Only changed chunks are embedded and sent to Vectorize. Then I write nextManifestChunks back to the manifest.

if (toEmbed.length) {
	// getEmbeddings: Array<text> -> Array<vector> (one embedding vector per input text)
	// https://gateway.ai.cloudflare.com/v1/{account_id}/{gateway_id}/workers-ai/{model}
	const vectors = await getEmbeddings({ texts: toEmbed.map((x) => x.text) })

	// https://api.cloudflare.com/client/v4/accounts/{account_id}/vectorize/v2/indexes/{index_name}/upsert
	await vectorizeUpsert({
		// vectorizeUpsert writes or replaces vectors in the index by `id`.
		vectors: toEmbed.map((item, i) => ({
			id: item.id,
			values: vectors[i],
			metadata: item.metadata,
		})),
	})
}

getEmbeddings calls Workers AI (through AI Gateway in my full implementation) and returns dense numeric vectors for each text input.

vectorizeUpsert sends those vectors to Vectorize. "Upsert" means "insert if new, update if existing" for a given vector ID.

Search part 1: embed the query and fetch nearest matches

I overfetch chunk-level matches (safeTopK * 5, capped at 20), because several top chunks are often from the same document and I want more results.

// `K` means "how many nearest neighbors/results to return".
const safeTopK = Math.max(1, Math.min(15, Math.floor(topK)))
const rawTopK = Math.min(15, safeTopK * 5)

const [queryVector] = await getEmbeddings({ texts: [query] })

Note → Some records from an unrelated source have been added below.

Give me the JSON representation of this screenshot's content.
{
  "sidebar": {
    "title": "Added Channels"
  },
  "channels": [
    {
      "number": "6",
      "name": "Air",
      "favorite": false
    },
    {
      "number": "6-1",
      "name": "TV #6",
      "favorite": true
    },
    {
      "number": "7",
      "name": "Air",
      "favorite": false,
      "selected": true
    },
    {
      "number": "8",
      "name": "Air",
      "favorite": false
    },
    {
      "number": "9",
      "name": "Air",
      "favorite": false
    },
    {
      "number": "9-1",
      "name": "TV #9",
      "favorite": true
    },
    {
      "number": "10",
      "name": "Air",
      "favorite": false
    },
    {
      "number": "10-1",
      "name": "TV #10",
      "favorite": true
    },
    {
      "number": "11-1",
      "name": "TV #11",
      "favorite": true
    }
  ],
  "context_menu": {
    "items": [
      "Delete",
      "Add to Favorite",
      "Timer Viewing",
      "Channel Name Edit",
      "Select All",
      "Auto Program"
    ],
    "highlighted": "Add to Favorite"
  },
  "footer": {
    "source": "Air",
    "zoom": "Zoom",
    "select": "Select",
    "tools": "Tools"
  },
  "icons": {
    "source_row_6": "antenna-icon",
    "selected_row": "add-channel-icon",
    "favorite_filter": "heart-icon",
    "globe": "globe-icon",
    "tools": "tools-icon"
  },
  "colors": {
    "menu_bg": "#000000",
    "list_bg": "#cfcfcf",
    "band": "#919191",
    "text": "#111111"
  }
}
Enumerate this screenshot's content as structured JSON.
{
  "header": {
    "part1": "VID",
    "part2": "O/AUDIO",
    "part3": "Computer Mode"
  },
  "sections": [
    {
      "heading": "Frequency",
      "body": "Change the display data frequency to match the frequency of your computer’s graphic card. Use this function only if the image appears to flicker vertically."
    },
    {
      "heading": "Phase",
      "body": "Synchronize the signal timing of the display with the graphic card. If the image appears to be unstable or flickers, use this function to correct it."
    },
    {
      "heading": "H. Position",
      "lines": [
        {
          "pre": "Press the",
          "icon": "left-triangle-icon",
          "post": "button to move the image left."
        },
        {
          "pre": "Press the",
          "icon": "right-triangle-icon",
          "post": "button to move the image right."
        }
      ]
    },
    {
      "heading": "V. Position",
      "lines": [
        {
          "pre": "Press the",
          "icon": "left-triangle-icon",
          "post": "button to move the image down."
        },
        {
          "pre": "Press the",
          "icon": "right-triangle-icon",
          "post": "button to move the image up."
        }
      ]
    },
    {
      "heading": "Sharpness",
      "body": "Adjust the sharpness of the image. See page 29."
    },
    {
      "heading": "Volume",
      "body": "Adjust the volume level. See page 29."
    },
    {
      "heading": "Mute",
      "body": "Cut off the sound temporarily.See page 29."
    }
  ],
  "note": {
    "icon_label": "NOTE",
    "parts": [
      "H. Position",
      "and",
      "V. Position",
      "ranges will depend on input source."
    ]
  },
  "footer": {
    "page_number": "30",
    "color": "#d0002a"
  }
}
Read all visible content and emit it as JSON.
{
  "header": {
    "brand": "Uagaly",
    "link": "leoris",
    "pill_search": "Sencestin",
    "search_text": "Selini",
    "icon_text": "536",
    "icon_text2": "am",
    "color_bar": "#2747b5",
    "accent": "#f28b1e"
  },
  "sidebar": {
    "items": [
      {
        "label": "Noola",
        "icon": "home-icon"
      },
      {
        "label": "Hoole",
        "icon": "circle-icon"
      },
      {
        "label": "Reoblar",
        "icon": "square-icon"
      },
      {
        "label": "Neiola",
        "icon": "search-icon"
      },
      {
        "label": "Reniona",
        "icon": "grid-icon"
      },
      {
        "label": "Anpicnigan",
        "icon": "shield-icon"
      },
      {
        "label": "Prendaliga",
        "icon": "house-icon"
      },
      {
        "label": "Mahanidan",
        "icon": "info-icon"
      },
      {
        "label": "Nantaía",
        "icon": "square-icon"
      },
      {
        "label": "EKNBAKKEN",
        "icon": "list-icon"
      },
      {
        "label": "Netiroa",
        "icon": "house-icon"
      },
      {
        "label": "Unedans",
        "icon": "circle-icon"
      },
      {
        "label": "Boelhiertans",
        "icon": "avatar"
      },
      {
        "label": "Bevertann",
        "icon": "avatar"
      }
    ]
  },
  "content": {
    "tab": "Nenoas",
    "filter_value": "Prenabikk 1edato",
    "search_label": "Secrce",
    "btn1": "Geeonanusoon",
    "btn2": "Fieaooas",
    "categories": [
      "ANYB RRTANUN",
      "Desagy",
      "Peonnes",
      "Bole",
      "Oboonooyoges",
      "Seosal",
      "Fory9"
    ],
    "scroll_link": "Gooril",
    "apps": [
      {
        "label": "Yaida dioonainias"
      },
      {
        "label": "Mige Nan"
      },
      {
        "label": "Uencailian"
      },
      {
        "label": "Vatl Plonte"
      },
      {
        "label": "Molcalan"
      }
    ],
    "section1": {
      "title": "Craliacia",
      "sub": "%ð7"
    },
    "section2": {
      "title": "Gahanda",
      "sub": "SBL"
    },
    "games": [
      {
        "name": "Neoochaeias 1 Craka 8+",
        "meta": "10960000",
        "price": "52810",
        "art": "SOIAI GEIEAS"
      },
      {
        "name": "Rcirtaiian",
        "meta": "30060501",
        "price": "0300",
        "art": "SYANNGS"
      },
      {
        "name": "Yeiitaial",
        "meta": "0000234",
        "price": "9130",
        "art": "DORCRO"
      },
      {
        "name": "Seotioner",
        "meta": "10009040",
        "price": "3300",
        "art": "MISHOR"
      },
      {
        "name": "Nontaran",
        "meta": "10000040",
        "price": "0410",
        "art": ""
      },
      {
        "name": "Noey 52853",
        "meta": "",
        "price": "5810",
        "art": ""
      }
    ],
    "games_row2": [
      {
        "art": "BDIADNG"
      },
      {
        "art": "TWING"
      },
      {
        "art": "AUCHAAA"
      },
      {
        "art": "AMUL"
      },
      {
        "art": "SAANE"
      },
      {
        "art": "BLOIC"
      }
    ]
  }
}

// https://api.cloudflare.com/client/v4/accounts/{account_id}/vectorize/v2/indexes/{index_name}/query
const { matches } = await queryVectorize({
	vector: queryVector!,
	topK: rawTopK,
	returnMetadata: 'all',
})

queryVectorize is the vector-search call. It sends the query embedding to the Vectorize API and gets back nearest neighbors (matches), each with a similarity score and metadata.

Search part 2: collapse chunk matches into doc matches

Then because the same document can appear in the results multiple times, I build a canonical doc ID and keep only the best-scoring chunk per document.

const byDocId = new Map<string, SearchResult>()

for (const m of matches) {
	const type = typeof m.metadata?.type === 'string' ? m.metadata.type : 'doc'
	const slug = typeof m.metadata?.slug === 'string' ? m.metadata.slug : m.id
	const canonicalId = `${type}:${slug}`

	const existing = byDocId.get(canonicalId)
	if (!existing || m.score > existing.score) {
		byDocId.set(canonicalId, {
			id: canonicalId,
			score: m.score,
			title: m.metadata?.title as string | undefined,
			url: m.metadata?.url as string | undefined,
			snippet: m.metadata?.snippet as string | undefined,
		})
	}
}

return [...byDocId.values()]
	.sort((a, b) => b.score - a.score)
	.slice(0, safeTopK)

This was a really fun project and I've been really loving what Cloudflare has put together for building AI-powered apps. I've got more to share as well, but we'll stop here for now!